Casos recentes mostram como essa violência se manifesta no dia a dia das mulheres na política. Parlamentares são frequentemente alvos de ataques misóginos nas redes sociais, onde suas opiniões e decisões são desqualificadas não pela substância, mas pelo simples fato de serem mulheres. Esses ataques não se limitam ao ambiente virtual; muitas vezes, são levados para o mundo real, com ameaças físicas e agressões durante campanhas e atividades políticas.

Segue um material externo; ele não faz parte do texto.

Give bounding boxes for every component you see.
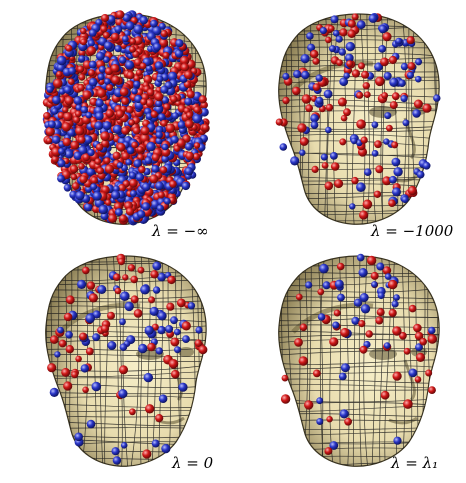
panel-lambda-neg-inf: λ = −∞ [0,0,233,241]
head-render-4 [278,253,440,467]
head-render-2 [275,13,441,225]
head-render-1 [42,10,210,226]
caption-2: λ = −1000 [371,222,454,240]
caption-4: λ = λ₁ [391,454,439,472]
sphere-cloud [280,253,437,455]
panel-lambda-zero: λ = 0 [0,242,233,483]
sphere-cloud [47,253,208,465]
caption-3: λ = 0 [172,454,214,472]
panel-lambda-neg-1000: λ = −1000 [233,0,466,241]
sphere-cloud [275,13,441,220]
sphere-cloud [42,10,210,226]
panel-lambda-one: λ = λ₁ [233,242,466,483]
caption-1: λ = −∞ [152,222,209,240]
head-render-3 [45,253,208,467]
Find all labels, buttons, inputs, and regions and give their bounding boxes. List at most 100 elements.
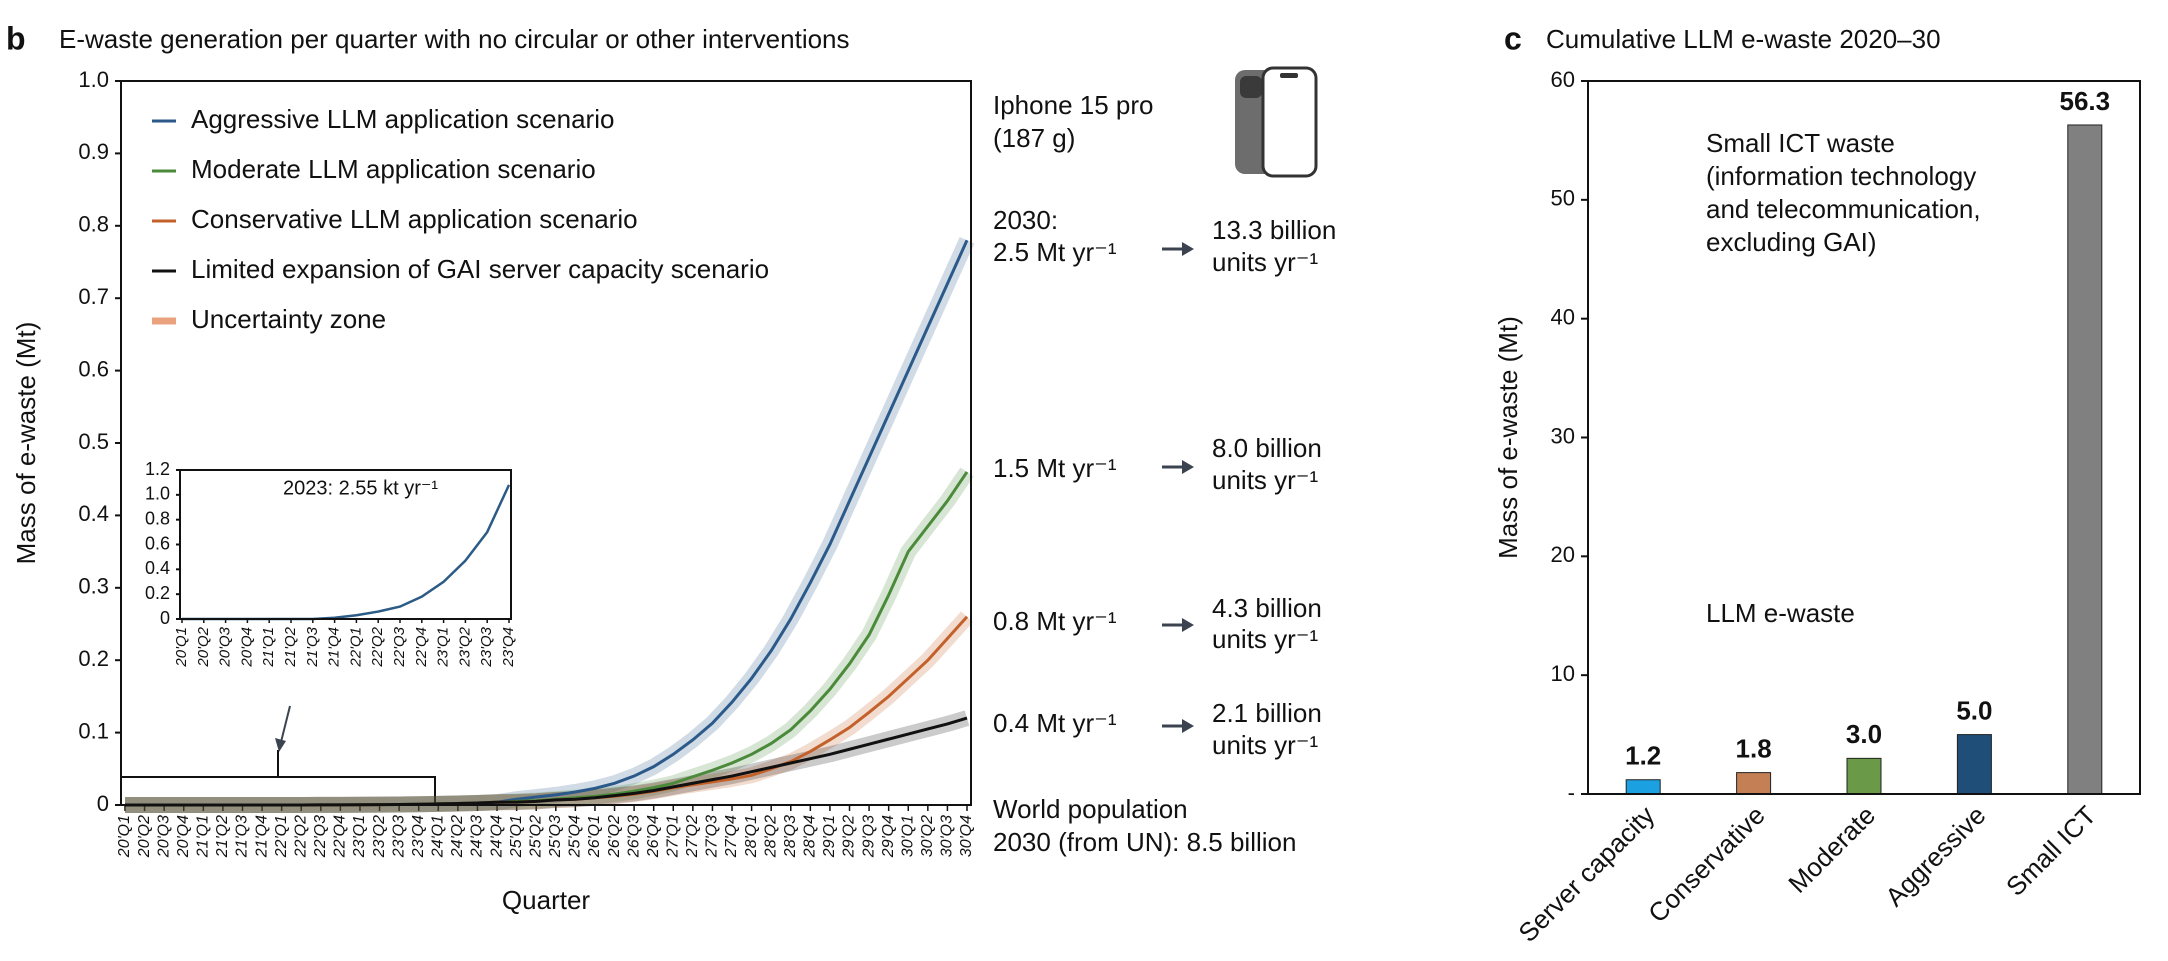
chart-title: E-waste generation per quarter with no c… — [59, 24, 850, 54]
x-tick-label: 21'Q3 — [234, 815, 251, 858]
legend-label: Conservative LLM application scenario — [191, 204, 638, 234]
y-tick-label: 1.2 — [145, 459, 170, 479]
x-tick-label: 20'Q3 — [217, 626, 234, 667]
y-tick-label: 0.5 — [78, 429, 109, 454]
value-label: 1.2 — [1625, 741, 1661, 771]
y-tick-label: 0.7 — [78, 284, 109, 309]
y-tick-label: 1.0 — [145, 484, 170, 504]
legend-label: Aggressive LLM application scenario — [191, 104, 614, 134]
x-tick-label: Server capacity — [1512, 800, 1660, 948]
plot-frame — [120, 80, 972, 806]
x-tick-label: 24'Q4 — [488, 815, 505, 858]
x-tick-label: 25'Q3 — [547, 815, 564, 858]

A situação é ainda mais grave em regiões como o Norte e Nordeste do Brasil, onde a presença de mulheres na política é escassa e o machismo estrutural é mais evidente. Em estados como o Amazonas, a violência política de gênero se torna um desafio adicional para as poucas mulheres que conseguem romper as barreiras e conquistar espaço. Casos emblemáticos, como o da vereadora Professora Jacqueline em Manaus, que foi alvo de ataques racistas e misóginos durante sua campanha, evidenciam o ambiente hostil que essas mulheres enfrentam.
No Nordeste, a violência política de gênero também é alarmante. Em Pernambuco, por exemplo, mulheres políticas relataram casos de ameaças de morte e intimidação, especialmente durante as eleições, quando a disputa pelo poder intensifica os ataques.
Essa violência tem um efeito devastador, afastando muitas mulheres da vida política e desestimulando novas candidaturas femininas. A intimidação e o medo acabam por criar um ambiente hostil que impede o avanço da igualdade de gênero. Além disso, a falta de mecanismos eficazes de proteção e resposta a esses casos contribui para a perpetuação desse ciclo de violência.